Free speech or just a lie? Supreme Court takes case on Medal of Honor claim.
Alvarez’s lawyer asked a federal judge to dismiss the charges as a violation of the First Amendment. The judge upheld the charges, ruling that the First Amendment does not protect “knowingly false statements.”
The act is narrowly written to ban only “deliberately false statements concerning a very specific subject matter,” the judge said.
Alvarez pleaded guilty, but reserved the right to appeal the First Amendment issue. He was sentenced to three years' probation and ordered to pay a $5,000 fine.
A panel of the Ninth US Circuit Court of Appeals reversed the conviction in a 2-to-1 vote and declared the Stolen Valor Act unconstitutional.

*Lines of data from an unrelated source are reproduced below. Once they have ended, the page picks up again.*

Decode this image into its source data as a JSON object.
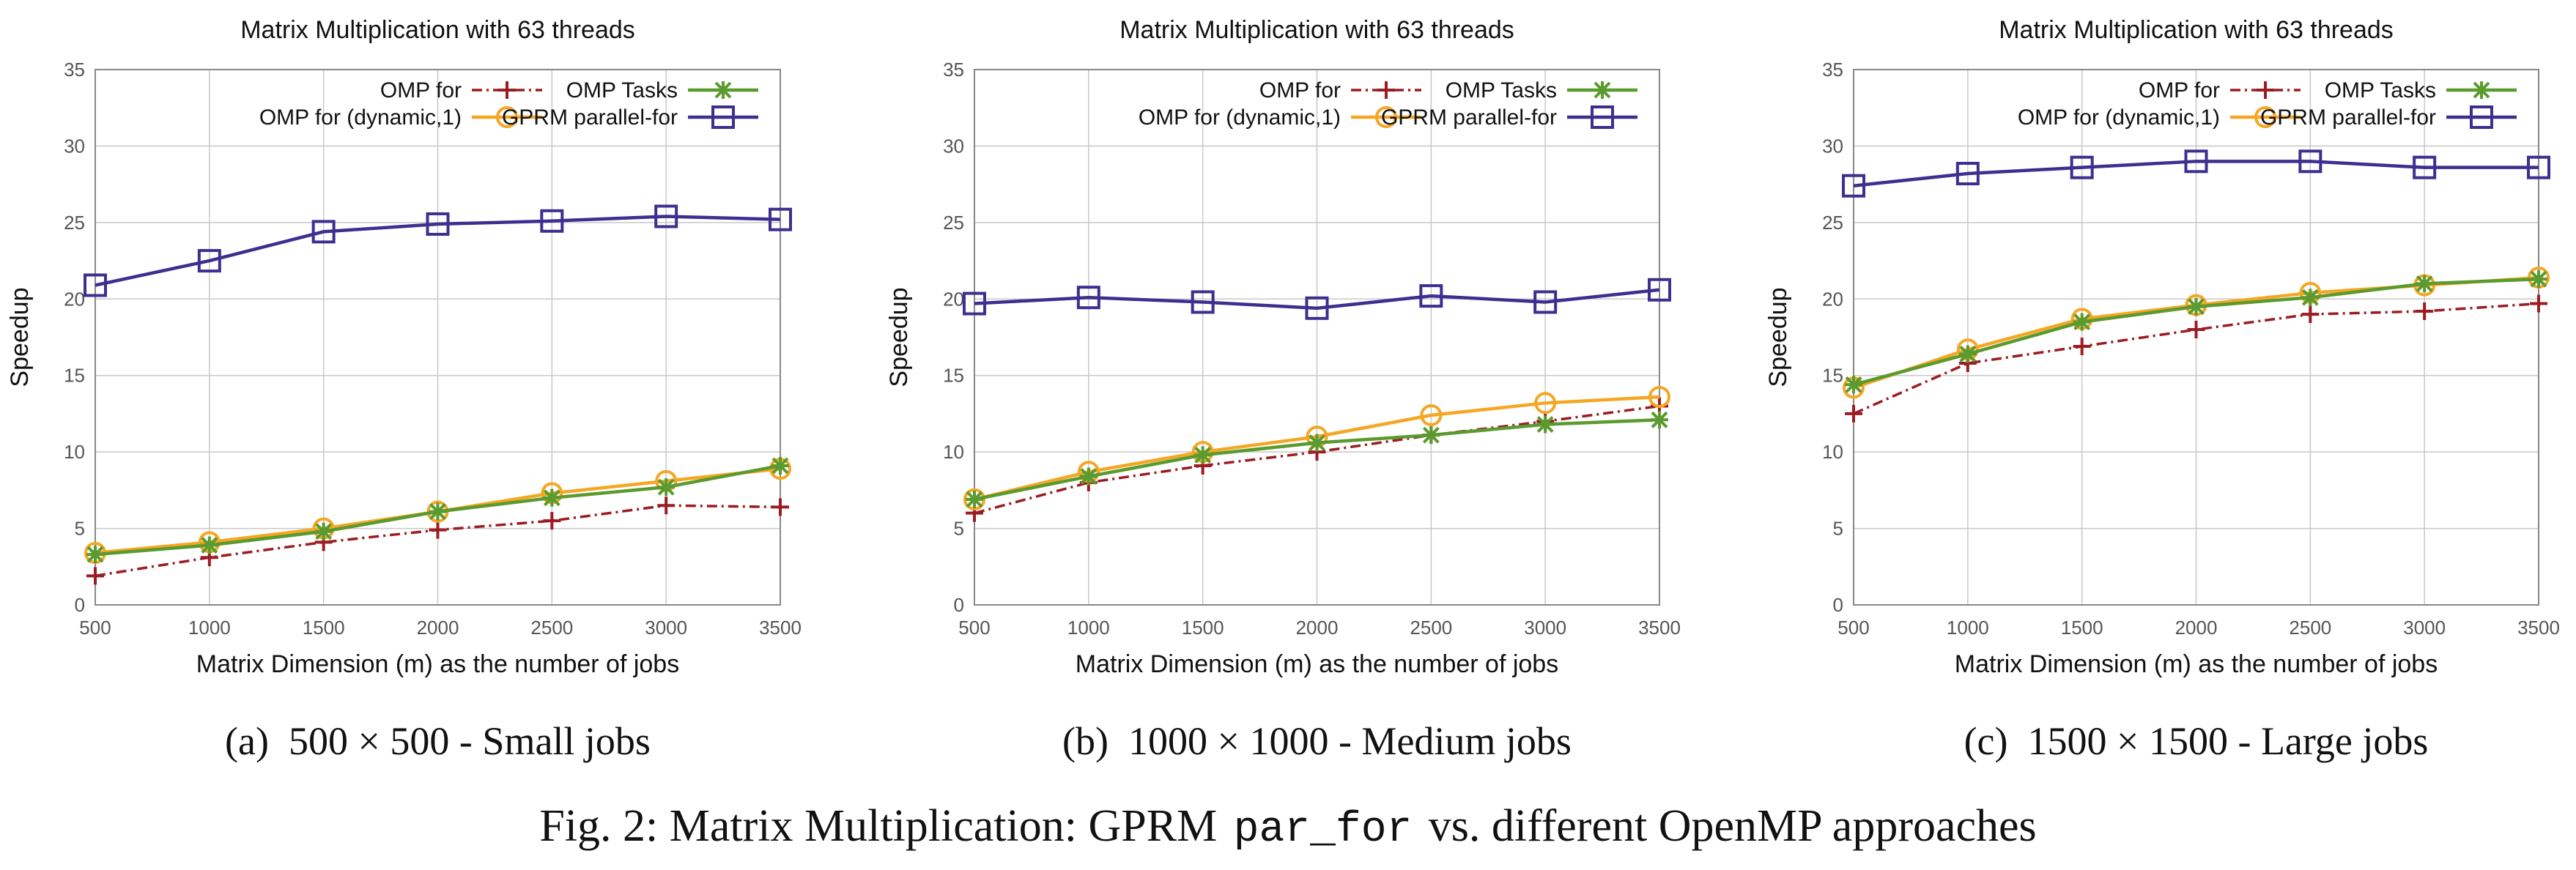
{
  "colors": {
    "omp_for": "#9b1c22",
    "omp_dynamic": "#f5a623",
    "omp_tasks": "#5a9a2e",
    "gprm": "#3d2f8f",
    "grid": "#c8c8c8",
    "axis": "#888888"
  },
  "legend_labels": {
    "omp_for": "OMP for",
    "omp_dynamic": "OMP for (dynamic,1)",
    "omp_tasks": "OMP Tasks",
    "gprm": "GPRM parallel-for"
  },
  "chart_data": [
    {
      "type": "line",
      "title": "Matrix Multiplication with 63 threads",
      "xlabel": "Matrix Dimension (m) as the number of jobs",
      "ylabel": "Speedup",
      "caption_label": "(a)",
      "caption_text": "500 × 500 - Small jobs",
      "x": [
        500,
        1000,
        1500,
        2000,
        2500,
        3000,
        3500
      ],
      "xlim": [
        500,
        3500
      ],
      "ylim": [
        0,
        35
      ],
      "yticks": [
        0,
        5,
        10,
        15,
        20,
        25,
        30,
        35
      ],
      "grid": true,
      "legend_position": "top",
      "series": [
        {
          "name": "OMP for",
          "values": [
            1.9,
            3.1,
            4.1,
            4.9,
            5.5,
            6.5,
            6.4
          ]
        },
        {
          "name": "OMP for (dynamic,1)",
          "values": [
            3.4,
            4.1,
            5.0,
            6.1,
            7.3,
            8.1,
            8.9
          ]
        },
        {
          "name": "OMP Tasks",
          "values": [
            3.3,
            3.9,
            4.8,
            6.1,
            7.0,
            7.7,
            9.1
          ]
        },
        {
          "name": "GPRM parallel-for",
          "values": [
            20.9,
            22.5,
            24.4,
            24.9,
            25.1,
            25.4,
            25.2
          ]
        }
      ]
    },
    {
      "type": "line",
      "title": "Matrix Multiplication with 63 threads",
      "xlabel": "Matrix Dimension (m) as the number of jobs",
      "ylabel": "Speedup",
      "caption_label": "(b)",
      "caption_text": "1000 × 1000 - Medium jobs",
      "x": [
        500,
        1000,
        1500,
        2000,
        2500,
        3000,
        3500
      ],
      "xlim": [
        500,
        3500
      ],
      "ylim": [
        0,
        35
      ],
      "yticks": [
        0,
        5,
        10,
        15,
        20,
        25,
        30,
        35
      ],
      "grid": true,
      "legend_position": "top",
      "series": [
        {
          "name": "OMP for",
          "values": [
            6.0,
            8.0,
            9.1,
            10.0,
            11.1,
            12.0,
            13.0
          ]
        },
        {
          "name": "OMP for (dynamic,1)",
          "values": [
            6.9,
            8.7,
            10.0,
            11.0,
            12.4,
            13.2,
            13.6
          ]
        },
        {
          "name": "OMP Tasks",
          "values": [
            6.9,
            8.4,
            9.8,
            10.6,
            11.1,
            11.8,
            12.1
          ]
        },
        {
          "name": "GPRM parallel-for",
          "values": [
            19.7,
            20.1,
            19.8,
            19.4,
            20.2,
            19.8,
            20.6
          ]
        }
      ]
    },
    {
      "type": "line",
      "title": "Matrix Multiplication with 63 threads",
      "xlabel": "Matrix Dimension (m) as the number of jobs",
      "ylabel": "Speedup",
      "caption_label": "(c)",
      "caption_text": "1500 × 1500 - Large jobs",
      "x": [
        500,
        1000,
        1500,
        2000,
        2500,
        3000,
        3500
      ],
      "xlim": [
        500,
        3500
      ],
      "ylim": [
        0,
        35
      ],
      "yticks": [
        0,
        5,
        10,
        15,
        20,
        25,
        30,
        35
      ],
      "grid": true,
      "legend_position": "top",
      "series": [
        {
          "name": "OMP for",
          "values": [
            12.5,
            15.8,
            16.9,
            18.0,
            19.0,
            19.2,
            19.7
          ]
        },
        {
          "name": "OMP for (dynamic,1)",
          "values": [
            14.2,
            16.7,
            18.7,
            19.6,
            20.4,
            20.9,
            21.4
          ]
        },
        {
          "name": "OMP Tasks",
          "values": [
            14.4,
            16.4,
            18.5,
            19.5,
            20.1,
            21.0,
            21.3
          ]
        },
        {
          "name": "GPRM parallel-for",
          "values": [
            27.4,
            28.2,
            28.6,
            29.0,
            29.0,
            28.6,
            28.6
          ]
        }
      ]
    }
  ],
  "figure_caption": {
    "prefix": "Fig. 2: Matrix Multiplication: GPRM",
    "code": "par_for",
    "suffix": "vs. different OpenMP approaches"
  }
}
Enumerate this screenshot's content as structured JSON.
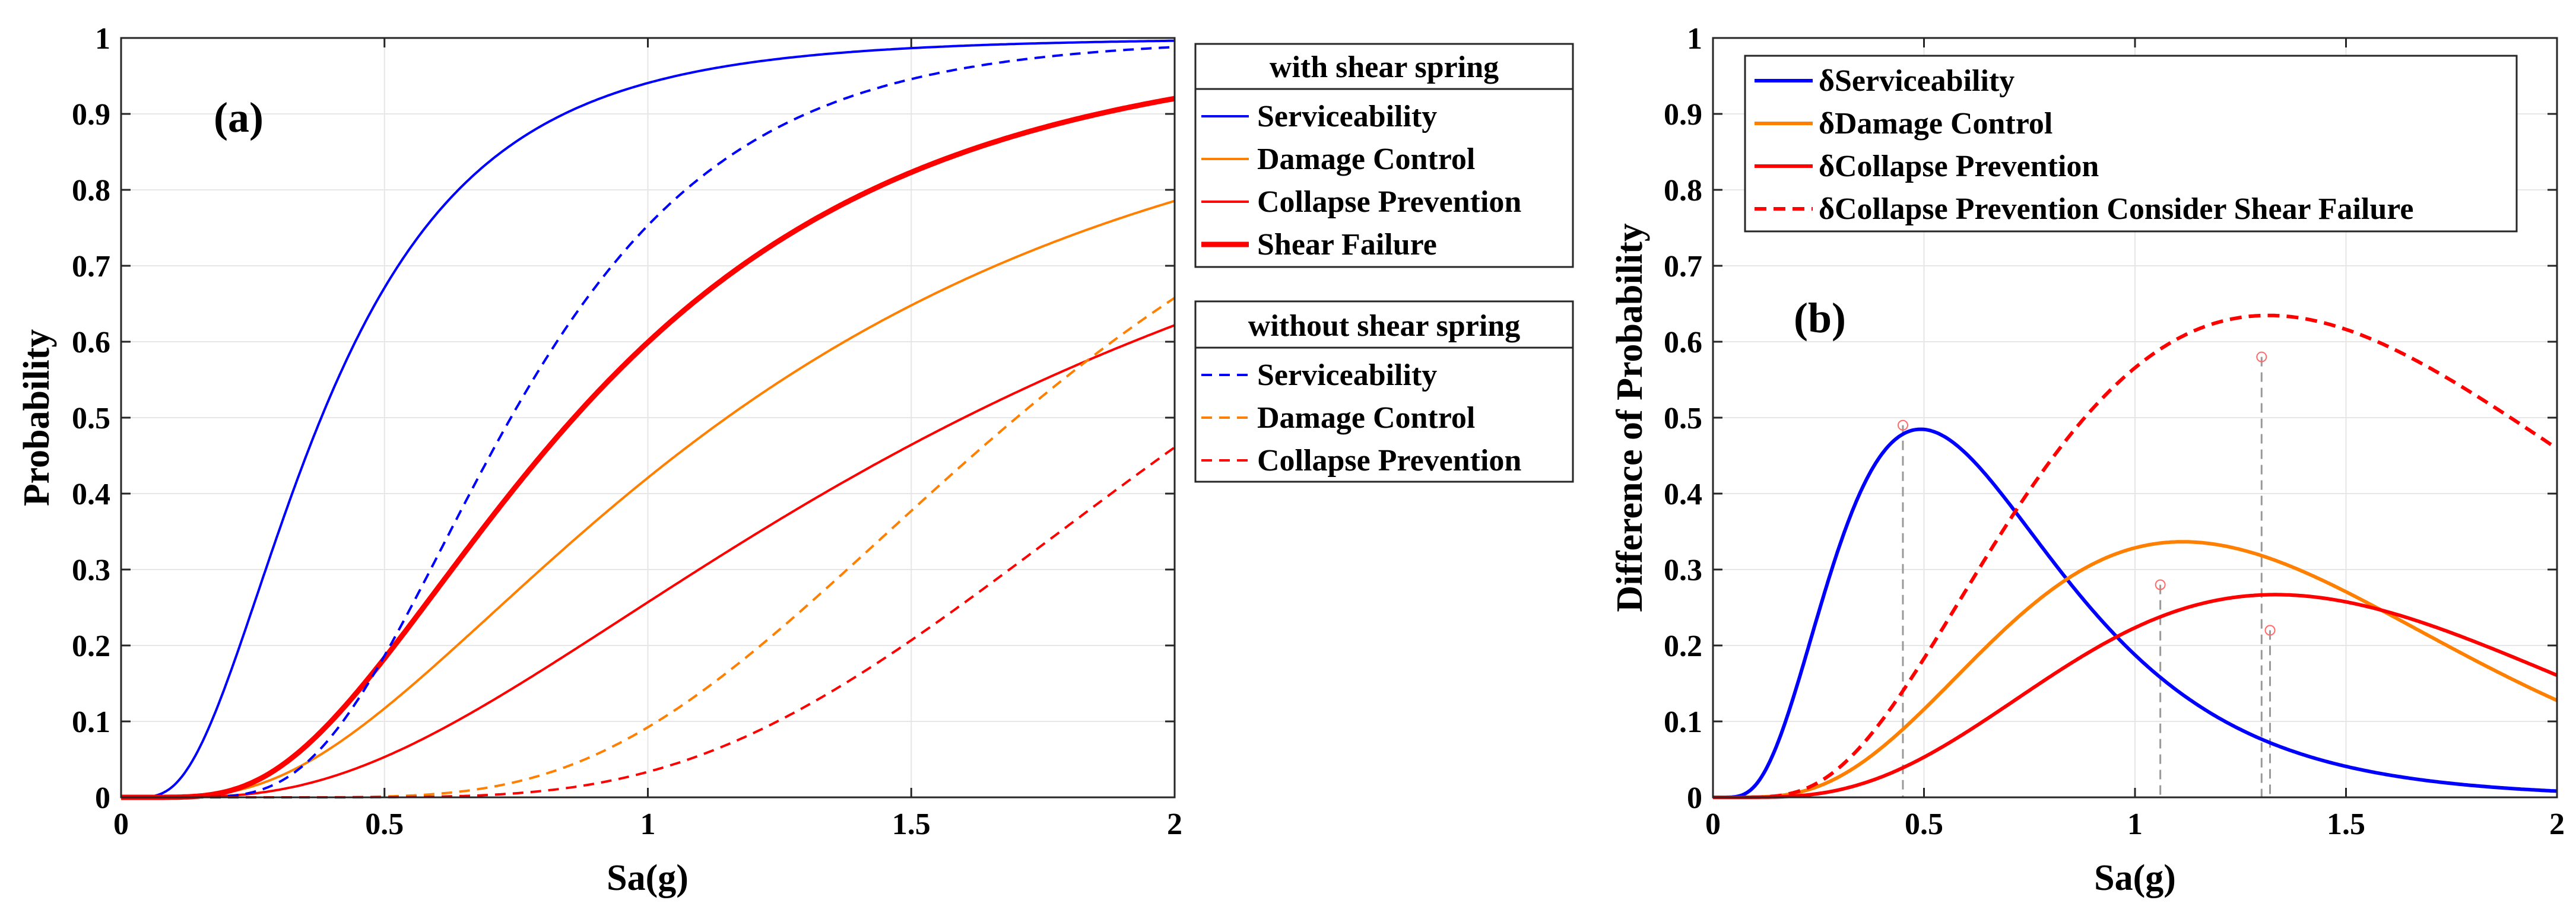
{
  "chart_data": [
    {
      "panel": "(a)",
      "type": "line",
      "xlabel": "Sa(g)",
      "ylabel": "Probability",
      "xlim": [
        0,
        2
      ],
      "ylim": [
        0,
        1
      ],
      "xticks": [
        "0",
        "0.5",
        "1",
        "1.5",
        "2"
      ],
      "yticks": [
        "0",
        "0.1",
        "0.2",
        "0.3",
        "0.4",
        "0.5",
        "0.6",
        "0.7",
        "0.8",
        "0.9",
        "1"
      ],
      "grid": true,
      "legends": [
        {
          "title": "with shear spring",
          "entries": [
            "Serviceability",
            "Damage Control",
            "Collapse Prevention",
            "Shear Failure"
          ]
        },
        {
          "title": "without shear spring",
          "entries": [
            "Serviceability",
            "Damage Control",
            "Collapse Prevention"
          ]
        }
      ],
      "series": [
        {
          "name": "Serviceability",
          "group": "with shear spring",
          "color": "#0000ff",
          "dash": "solid",
          "bold": false,
          "curve": {
            "kind": "lognormal_cdf",
            "median": 0.38,
            "beta": 0.62
          }
        },
        {
          "name": "Damage Control",
          "group": "with shear spring",
          "color": "#ff8000",
          "dash": "solid",
          "bold": false,
          "curve": {
            "kind": "lognormal_cdf",
            "median": 1.15,
            "beta": 0.7
          }
        },
        {
          "name": "Collapse Prevention",
          "group": "with shear spring",
          "color": "#ff0000",
          "dash": "solid",
          "bold": false,
          "curve": {
            "kind": "lognormal_cdf",
            "median": 1.6,
            "beta": 0.72
          }
        },
        {
          "name": "Shear Failure",
          "group": "with shear spring",
          "color": "#ff0000",
          "dash": "solid",
          "bold": true,
          "curve": {
            "kind": "lognormal_cdf",
            "median": 0.86,
            "beta": 0.6
          }
        },
        {
          "name": "Serviceability",
          "group": "without shear spring",
          "color": "#0000ff",
          "dash": "dashed",
          "bold": false,
          "curve": {
            "kind": "lognormal_cdf",
            "median": 0.74,
            "beta": 0.44
          }
        },
        {
          "name": "Damage Control",
          "group": "without shear spring",
          "color": "#ff8000",
          "dash": "dashed",
          "bold": false,
          "curve": {
            "kind": "lognormal_cdf",
            "median": 1.7,
            "beta": 0.4
          }
        },
        {
          "name": "Collapse Prevention",
          "group": "without shear spring",
          "color": "#ff0000",
          "dash": "dashed",
          "bold": false,
          "curve": {
            "kind": "lognormal_cdf",
            "median": 2.08,
            "beta": 0.4
          }
        }
      ]
    },
    {
      "panel": "(b)",
      "type": "line",
      "xlabel": "Sa(g)",
      "ylabel": "Difference of Probability",
      "xlim": [
        0,
        2
      ],
      "ylim": [
        0,
        1
      ],
      "xticks": [
        "0",
        "0.5",
        "1",
        "1.5",
        "2"
      ],
      "yticks": [
        "0",
        "0.1",
        "0.2",
        "0.3",
        "0.4",
        "0.5",
        "0.6",
        "0.7",
        "0.8",
        "0.9",
        "1"
      ],
      "grid": true,
      "legend": [
        "δServiceability",
        "δDamage Control",
        "δCollapse Prevention",
        "δCollapse Prevention Consider Shear Failure"
      ],
      "series": [
        {
          "name": "δServiceability",
          "color": "#0000ff",
          "dash": "solid",
          "curve": {
            "kind": "difference",
            "minuend": [
              0.38,
              0.62
            ],
            "subtrahend": [
              0.74,
              0.44
            ]
          },
          "peak": {
            "x": 0.45,
            "y": 0.49
          }
        },
        {
          "name": "δDamage Control",
          "color": "#ff8000",
          "dash": "solid",
          "curve": {
            "kind": "difference",
            "minuend": [
              1.15,
              0.7
            ],
            "subtrahend": [
              1.7,
              0.4
            ]
          },
          "peak": {
            "x": 1.06,
            "y": 0.28
          }
        },
        {
          "name": "δCollapse Prevention",
          "color": "#ff0000",
          "dash": "solid",
          "curve": {
            "kind": "difference",
            "minuend": [
              1.6,
              0.72
            ],
            "subtrahend": [
              2.08,
              0.4
            ]
          },
          "peak": {
            "x": 1.32,
            "y": 0.22
          }
        },
        {
          "name": "δCollapse Prevention Consider Shear Failure",
          "color": "#ff0000",
          "dash": "dashed",
          "curve": {
            "kind": "difference",
            "minuend": [
              0.86,
              0.6
            ],
            "subtrahend": [
              2.08,
              0.4
            ]
          },
          "peak": {
            "x": 1.3,
            "y": 0.58
          }
        }
      ]
    }
  ]
}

The appeals court’s two-judge majority, Judges Milan Smith and Thomas Nelson, said they were concerned that the act might open the door to broader government restrictions on lying.
“We cannot adopt the government’s approach as the general rule for false factual speech without turning customary First Amendment analysis on its head,” Judge Smith wrote.
He said the government’s approach was inconsistent with maintenance of a robust and uninhibited marketplace of ideas.
“The right to speak and write whatever one chooses – including to some degree, worthless, offensive, and demonstrable untruths – without cowering in fear of a powerful government is, in our view, an essential component of the protection afforded by the First Amendment,” Smith wrote.
Chief Judge Alex Kozinski, in a comment about the case, said it raised the specter of government censorship by “the truth police.” He noted that “white lies, exaggerations, and deceptions … are an integral part of human intercourse."